I bought a residential property in 2019, but immediately began leasing it without moving in. From 2019 to 2023, I lived in another property as a tenant.
Then I moved into this property in 2023 (this became my principal residence) and lived there for a year, before selling the property in 2024.
I mailed the CRA in 2024, designating this property under late 45(2), requesting that they acknowledge my request, but have not received a response (it’s been almost half a year, and it’s tax season soon). I did not make payment for late penalty when I mailed the election request, hoping that they accept it without imposing one.
Since I leased the unit immediately upon purchasing, is it a “deemed disposition” and the proceeds from sale is deemed business income?
I’m overall quite confused as to what to do. Is my situation complicated enough to hire a professional accountant to do my taxes this year and perhaps have them file another late 45(2) with proof of mail?
Sounds like it is a rental property from the beginning although that may not have been your original intention. You could research a 45(3) Election possibly.
It always amazes me when people make decisions that can cost them indeterminate amounts of money, but won’t spend a few bucks up front getting advice first.
AS @arliss says…you don’t have a Sec 45(2) claim (you never resided there so you can’t have had a “change in use”). You might be able to do a Sec 45(3) but free advice on a forum is worth what you paid for it (unlike free advice as between members as tax pros).
Agreed! People are too cheap to spend a few hundred on an accountant but will waste thousands of dollars in taxes and fees on poorly planned transactions.
FYI - the penalty for late filed 45(2) is $100 per month. Although as others said, it likely doesn’t apply here anyway.

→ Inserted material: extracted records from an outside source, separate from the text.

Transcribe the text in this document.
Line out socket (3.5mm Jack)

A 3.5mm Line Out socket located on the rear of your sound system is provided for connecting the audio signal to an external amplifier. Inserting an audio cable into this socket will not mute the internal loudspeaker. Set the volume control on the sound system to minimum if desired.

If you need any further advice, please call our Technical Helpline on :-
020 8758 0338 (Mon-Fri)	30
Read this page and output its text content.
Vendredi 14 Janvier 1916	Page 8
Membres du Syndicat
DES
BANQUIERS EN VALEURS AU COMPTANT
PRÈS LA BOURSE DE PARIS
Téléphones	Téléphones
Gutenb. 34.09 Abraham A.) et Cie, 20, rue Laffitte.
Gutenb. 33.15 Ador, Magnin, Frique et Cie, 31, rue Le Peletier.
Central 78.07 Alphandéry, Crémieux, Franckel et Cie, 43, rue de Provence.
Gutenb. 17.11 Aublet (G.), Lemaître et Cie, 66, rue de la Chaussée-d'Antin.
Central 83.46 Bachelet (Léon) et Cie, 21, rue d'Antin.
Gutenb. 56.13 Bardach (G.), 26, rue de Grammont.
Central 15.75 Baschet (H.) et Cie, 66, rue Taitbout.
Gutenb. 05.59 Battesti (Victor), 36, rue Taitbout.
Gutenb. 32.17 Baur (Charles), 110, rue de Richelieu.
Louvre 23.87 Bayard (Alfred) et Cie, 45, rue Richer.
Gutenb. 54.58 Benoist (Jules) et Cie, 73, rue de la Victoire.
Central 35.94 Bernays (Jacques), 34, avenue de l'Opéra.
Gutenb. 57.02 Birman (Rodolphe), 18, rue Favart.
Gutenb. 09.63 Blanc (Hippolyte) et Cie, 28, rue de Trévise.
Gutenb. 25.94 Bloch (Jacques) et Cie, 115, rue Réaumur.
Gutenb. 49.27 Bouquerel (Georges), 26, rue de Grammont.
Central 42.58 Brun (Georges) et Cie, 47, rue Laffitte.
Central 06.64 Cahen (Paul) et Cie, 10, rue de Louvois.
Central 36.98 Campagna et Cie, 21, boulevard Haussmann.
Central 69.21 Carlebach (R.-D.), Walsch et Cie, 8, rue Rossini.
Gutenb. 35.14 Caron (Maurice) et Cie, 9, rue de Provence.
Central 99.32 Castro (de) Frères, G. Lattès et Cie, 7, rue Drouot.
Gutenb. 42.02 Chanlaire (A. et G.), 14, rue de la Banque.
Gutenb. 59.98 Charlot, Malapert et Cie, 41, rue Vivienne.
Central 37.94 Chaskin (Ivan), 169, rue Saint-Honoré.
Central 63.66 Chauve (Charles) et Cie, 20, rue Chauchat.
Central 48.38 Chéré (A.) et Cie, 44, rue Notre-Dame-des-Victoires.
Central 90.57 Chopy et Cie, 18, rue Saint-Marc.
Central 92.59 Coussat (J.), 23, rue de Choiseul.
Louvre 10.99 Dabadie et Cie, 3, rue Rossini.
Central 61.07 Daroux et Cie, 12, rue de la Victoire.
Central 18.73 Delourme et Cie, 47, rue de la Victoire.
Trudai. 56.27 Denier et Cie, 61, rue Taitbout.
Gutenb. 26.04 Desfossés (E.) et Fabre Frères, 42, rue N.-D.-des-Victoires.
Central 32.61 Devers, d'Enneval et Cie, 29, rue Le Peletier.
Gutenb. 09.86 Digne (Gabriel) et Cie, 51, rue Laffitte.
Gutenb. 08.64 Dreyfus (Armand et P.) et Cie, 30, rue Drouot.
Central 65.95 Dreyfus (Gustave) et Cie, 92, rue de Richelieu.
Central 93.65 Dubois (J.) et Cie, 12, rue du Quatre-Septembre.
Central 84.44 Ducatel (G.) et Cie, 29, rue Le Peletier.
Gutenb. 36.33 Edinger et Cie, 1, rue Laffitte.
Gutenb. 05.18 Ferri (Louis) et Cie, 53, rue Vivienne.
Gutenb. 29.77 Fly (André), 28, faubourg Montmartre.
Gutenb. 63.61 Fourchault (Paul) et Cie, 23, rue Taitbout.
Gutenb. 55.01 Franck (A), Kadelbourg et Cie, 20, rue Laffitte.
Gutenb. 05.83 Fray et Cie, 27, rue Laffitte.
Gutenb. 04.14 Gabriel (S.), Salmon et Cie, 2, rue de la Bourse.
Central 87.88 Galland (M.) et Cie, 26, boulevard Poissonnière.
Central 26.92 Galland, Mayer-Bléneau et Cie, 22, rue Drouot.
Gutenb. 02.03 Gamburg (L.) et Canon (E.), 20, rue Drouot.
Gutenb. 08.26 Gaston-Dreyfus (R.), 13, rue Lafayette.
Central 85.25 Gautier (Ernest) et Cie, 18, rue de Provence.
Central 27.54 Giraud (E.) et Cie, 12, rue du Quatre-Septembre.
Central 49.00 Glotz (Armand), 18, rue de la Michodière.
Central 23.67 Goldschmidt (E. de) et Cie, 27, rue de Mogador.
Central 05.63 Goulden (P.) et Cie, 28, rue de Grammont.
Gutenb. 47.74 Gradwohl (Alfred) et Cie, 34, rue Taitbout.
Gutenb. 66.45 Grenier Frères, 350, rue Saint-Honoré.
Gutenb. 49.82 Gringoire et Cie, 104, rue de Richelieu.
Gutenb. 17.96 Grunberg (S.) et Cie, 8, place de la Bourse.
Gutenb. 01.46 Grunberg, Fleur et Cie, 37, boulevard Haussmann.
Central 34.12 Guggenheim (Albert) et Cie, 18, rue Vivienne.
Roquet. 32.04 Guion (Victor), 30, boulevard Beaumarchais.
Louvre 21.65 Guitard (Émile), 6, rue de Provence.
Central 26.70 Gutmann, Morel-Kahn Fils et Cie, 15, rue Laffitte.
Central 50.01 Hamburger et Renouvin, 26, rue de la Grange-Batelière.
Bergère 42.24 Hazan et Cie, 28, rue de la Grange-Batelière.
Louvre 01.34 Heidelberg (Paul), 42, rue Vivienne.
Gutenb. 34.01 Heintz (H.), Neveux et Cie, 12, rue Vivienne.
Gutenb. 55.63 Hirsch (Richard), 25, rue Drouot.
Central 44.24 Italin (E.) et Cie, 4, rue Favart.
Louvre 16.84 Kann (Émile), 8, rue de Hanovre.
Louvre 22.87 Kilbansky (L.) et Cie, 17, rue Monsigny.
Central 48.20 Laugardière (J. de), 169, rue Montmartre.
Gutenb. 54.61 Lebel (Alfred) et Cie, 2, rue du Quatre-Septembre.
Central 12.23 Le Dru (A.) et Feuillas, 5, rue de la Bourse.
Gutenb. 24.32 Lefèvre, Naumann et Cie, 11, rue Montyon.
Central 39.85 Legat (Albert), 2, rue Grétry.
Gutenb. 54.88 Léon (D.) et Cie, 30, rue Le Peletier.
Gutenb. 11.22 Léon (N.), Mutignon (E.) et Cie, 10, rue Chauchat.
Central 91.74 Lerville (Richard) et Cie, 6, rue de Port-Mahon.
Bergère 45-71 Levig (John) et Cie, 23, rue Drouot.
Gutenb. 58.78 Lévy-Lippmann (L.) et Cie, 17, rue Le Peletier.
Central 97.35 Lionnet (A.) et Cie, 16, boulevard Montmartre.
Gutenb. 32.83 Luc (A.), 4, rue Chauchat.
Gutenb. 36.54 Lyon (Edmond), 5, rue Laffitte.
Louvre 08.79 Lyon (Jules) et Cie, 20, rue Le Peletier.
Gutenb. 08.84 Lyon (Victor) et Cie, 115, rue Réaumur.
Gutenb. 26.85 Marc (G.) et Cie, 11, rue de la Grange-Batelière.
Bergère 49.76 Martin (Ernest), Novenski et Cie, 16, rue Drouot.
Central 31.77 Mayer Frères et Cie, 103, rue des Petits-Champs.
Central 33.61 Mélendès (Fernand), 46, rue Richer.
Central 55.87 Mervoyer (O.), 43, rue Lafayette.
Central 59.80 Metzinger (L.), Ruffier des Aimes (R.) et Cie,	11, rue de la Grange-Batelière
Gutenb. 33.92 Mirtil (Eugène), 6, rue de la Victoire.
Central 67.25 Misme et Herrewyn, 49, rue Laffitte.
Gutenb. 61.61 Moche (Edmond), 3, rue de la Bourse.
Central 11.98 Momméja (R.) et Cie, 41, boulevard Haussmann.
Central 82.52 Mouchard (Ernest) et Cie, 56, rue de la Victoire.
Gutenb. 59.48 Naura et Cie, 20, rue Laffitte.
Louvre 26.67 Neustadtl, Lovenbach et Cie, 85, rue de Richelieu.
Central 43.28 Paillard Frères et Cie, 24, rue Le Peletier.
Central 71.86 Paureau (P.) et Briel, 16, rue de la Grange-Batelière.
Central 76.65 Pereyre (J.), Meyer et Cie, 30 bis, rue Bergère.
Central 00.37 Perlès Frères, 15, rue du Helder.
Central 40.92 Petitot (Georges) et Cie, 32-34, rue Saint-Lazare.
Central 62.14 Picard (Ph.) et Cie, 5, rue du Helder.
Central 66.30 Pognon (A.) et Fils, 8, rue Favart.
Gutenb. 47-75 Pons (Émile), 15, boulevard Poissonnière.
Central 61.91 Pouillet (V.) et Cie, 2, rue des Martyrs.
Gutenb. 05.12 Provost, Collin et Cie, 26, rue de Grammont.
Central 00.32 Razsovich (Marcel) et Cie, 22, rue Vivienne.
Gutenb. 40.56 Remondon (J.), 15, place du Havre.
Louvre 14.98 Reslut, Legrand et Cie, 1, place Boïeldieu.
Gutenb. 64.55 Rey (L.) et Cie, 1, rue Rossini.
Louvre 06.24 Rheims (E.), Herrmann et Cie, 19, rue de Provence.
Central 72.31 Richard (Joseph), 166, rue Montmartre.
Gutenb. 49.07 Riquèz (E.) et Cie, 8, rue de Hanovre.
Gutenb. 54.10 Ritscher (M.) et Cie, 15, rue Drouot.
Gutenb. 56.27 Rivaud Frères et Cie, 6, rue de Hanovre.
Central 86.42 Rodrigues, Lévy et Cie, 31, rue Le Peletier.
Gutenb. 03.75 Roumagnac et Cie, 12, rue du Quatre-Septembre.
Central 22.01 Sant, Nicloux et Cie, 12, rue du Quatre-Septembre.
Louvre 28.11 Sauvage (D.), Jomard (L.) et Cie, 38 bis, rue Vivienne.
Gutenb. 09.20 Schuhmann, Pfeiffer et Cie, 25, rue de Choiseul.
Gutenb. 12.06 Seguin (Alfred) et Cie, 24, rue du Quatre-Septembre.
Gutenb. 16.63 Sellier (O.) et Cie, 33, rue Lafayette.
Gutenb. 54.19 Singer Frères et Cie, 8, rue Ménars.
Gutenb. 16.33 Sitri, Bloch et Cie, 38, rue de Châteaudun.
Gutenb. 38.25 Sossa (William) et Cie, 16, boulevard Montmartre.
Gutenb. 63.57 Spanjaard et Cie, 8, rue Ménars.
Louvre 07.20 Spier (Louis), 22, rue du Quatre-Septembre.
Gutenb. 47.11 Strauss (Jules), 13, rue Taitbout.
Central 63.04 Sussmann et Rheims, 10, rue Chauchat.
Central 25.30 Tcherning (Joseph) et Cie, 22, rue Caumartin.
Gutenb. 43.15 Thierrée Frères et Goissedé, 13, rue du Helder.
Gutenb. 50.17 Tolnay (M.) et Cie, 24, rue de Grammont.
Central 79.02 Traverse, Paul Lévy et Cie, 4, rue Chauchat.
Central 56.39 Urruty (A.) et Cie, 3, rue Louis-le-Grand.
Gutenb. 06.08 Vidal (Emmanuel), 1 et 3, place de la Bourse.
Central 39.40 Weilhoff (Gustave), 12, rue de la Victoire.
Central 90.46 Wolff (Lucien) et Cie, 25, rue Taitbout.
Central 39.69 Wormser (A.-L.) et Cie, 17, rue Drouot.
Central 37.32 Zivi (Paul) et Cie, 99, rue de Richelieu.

Mr. X bought a house in 2003 and rented it to a third party until mid-2009. Mr. X and his family then lived in the house until it was sold in 2011. Mr. X has been resident in Canada at all times. When he filed his 2011 income tax return, Mr. X designated the house as his principal residence for the 2009 to 2011 tax years inclusive, by virtue of his having ordinarily inhabited it during those years. He also designated the house as his principal residence for the 2005 to 2008 years inclusive (that is, the maximum 4 years) by virtue of a subsection 45(3) election, which he filed with his 2011 income tax return (he was able to make this designation because (i) no other property had been designated by him or a member of his family unit for those years, and (ii) he did not claim any CCA when reporting the net income from the property before the change in use). However, his gain otherwise determined on the disposition of the house in 2011 could not be fully eliminated by the principal residence exemption formula because he could not designate the house as his principal residence for the 2003 and 2004 years.